REMEMBER WHO VOTED TO KILL THE HOSPITAL
Dear Friends and Neighbors,
Just over a week ago, against all odds, our community hospital was saved from the brink of closure. Many thanks to the hard work and dedication of Toni Tamarazzo and the rest of the hospital board, to Mayor Zimmer for her perseverance, and to Governor Christie for his action to save the hospital and the Hoboken taxpayers from those who voted to kill the hospital.
How could anyone with good conscience vote to saddle their town with an immediate $52+ million dollar burden, flush away 1,200+ jobs in the community, and close the acute care facility they claimed to want to remain open? That is a question that Michael Russo, Beth Mason, Tim Occhipinti, and Teresa Castellano have yet to answer.
The recklessness of those city council members nearly closed our hospital and brought our city to financial ruin. Had the Governor not stepped in, the consequences of their vote to not bond for the $5 million to settle would have resulted in a massive tax hike (possibly 50%), slashed city services, city employee layoffs, and a debilitated credit rating for our city (in addition to the hospital closure and lost jobs).

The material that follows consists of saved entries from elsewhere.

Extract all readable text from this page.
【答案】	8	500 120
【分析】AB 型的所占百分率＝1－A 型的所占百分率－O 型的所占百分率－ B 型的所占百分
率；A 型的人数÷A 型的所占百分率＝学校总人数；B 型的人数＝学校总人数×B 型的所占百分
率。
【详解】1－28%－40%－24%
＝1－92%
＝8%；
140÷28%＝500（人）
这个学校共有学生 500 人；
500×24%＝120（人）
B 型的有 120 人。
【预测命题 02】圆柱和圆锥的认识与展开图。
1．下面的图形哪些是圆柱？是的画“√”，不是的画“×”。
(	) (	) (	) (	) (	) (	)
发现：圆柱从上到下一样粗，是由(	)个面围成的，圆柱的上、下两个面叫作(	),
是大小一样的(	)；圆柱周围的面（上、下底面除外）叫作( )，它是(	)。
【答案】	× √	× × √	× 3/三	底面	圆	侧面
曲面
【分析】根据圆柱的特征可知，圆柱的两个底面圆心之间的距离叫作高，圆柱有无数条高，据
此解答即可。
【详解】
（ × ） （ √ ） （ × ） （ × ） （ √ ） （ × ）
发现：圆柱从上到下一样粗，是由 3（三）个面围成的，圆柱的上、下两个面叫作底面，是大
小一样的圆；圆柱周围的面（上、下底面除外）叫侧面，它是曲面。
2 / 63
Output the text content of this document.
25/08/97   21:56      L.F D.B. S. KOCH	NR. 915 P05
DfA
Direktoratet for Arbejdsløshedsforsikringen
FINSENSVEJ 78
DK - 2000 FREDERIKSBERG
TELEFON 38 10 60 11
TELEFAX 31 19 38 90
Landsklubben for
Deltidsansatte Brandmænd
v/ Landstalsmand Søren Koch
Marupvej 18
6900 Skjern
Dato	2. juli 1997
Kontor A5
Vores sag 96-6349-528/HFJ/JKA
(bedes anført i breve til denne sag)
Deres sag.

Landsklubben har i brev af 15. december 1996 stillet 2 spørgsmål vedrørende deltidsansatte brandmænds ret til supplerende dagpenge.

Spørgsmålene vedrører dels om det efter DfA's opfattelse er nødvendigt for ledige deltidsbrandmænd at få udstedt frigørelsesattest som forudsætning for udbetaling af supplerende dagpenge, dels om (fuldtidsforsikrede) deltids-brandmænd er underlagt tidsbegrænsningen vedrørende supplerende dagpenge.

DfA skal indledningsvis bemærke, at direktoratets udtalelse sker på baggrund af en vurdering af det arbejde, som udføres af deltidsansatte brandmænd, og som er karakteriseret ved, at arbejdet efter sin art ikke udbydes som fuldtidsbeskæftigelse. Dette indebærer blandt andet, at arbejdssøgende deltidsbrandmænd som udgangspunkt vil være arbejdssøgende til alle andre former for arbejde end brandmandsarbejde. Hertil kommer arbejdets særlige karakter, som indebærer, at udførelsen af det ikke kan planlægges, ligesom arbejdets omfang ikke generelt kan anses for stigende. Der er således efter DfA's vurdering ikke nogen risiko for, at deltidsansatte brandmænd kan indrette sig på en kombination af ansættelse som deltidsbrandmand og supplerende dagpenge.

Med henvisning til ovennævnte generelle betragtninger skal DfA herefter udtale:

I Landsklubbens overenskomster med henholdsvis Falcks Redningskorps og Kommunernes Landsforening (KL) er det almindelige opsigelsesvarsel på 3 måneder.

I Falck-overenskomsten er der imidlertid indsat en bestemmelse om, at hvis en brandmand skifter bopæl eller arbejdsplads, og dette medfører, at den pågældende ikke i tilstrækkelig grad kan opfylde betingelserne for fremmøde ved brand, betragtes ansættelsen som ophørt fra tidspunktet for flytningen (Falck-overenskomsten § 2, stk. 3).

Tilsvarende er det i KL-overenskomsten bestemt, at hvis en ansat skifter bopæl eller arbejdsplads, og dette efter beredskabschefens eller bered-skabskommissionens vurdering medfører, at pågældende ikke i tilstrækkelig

“It is completely unacceptable that the City Council placed local politics ahead of the 1,300 employees at the Hoboken University Medical Center and the people in the community who rely on the critical services provided by this hospital,” Governor Christie said in a statement. “This administration is not going to allow political bickering to put this hospital in jeopardy and potentially have a negative and irresponsible impact on the city’s finances.”
Russo, Mason, and company worked diligently to sabotage the hospital sale at every stage of the process. Michael Russo lied to the public, claiming that the Hospital Board didn’t have the authority to conduct the sale process. Beth Mason spent what appears to be thousands of dollars to broadcast misleading information via mailer to the entire community regarding the sale, and also seems to have collaborated with Appleseed and the nurse’s union to try to undermine the sale.
Meanwhile, the Hospital Board did their best to identify a bidder that met all the criteria that had been established. One that would eliminate the $52 million bond hanging over our heads and would guarantee that the hospital would remain open as a full service facility. Thankfully, they were eventually successful despite the efforts of those who tried to stop it.
Russo, Mason, Occhipinti, and Castellano do not deserve any thanks for their obstructionism, their pettiness, and their politically motivated sabotage. They clearly do not have the interests of the whole community in mind while making decisions that impact us all. If they cannot put the community first when the community needs them most, can we ever trust them to do what is right for Hoboken and the tax payers?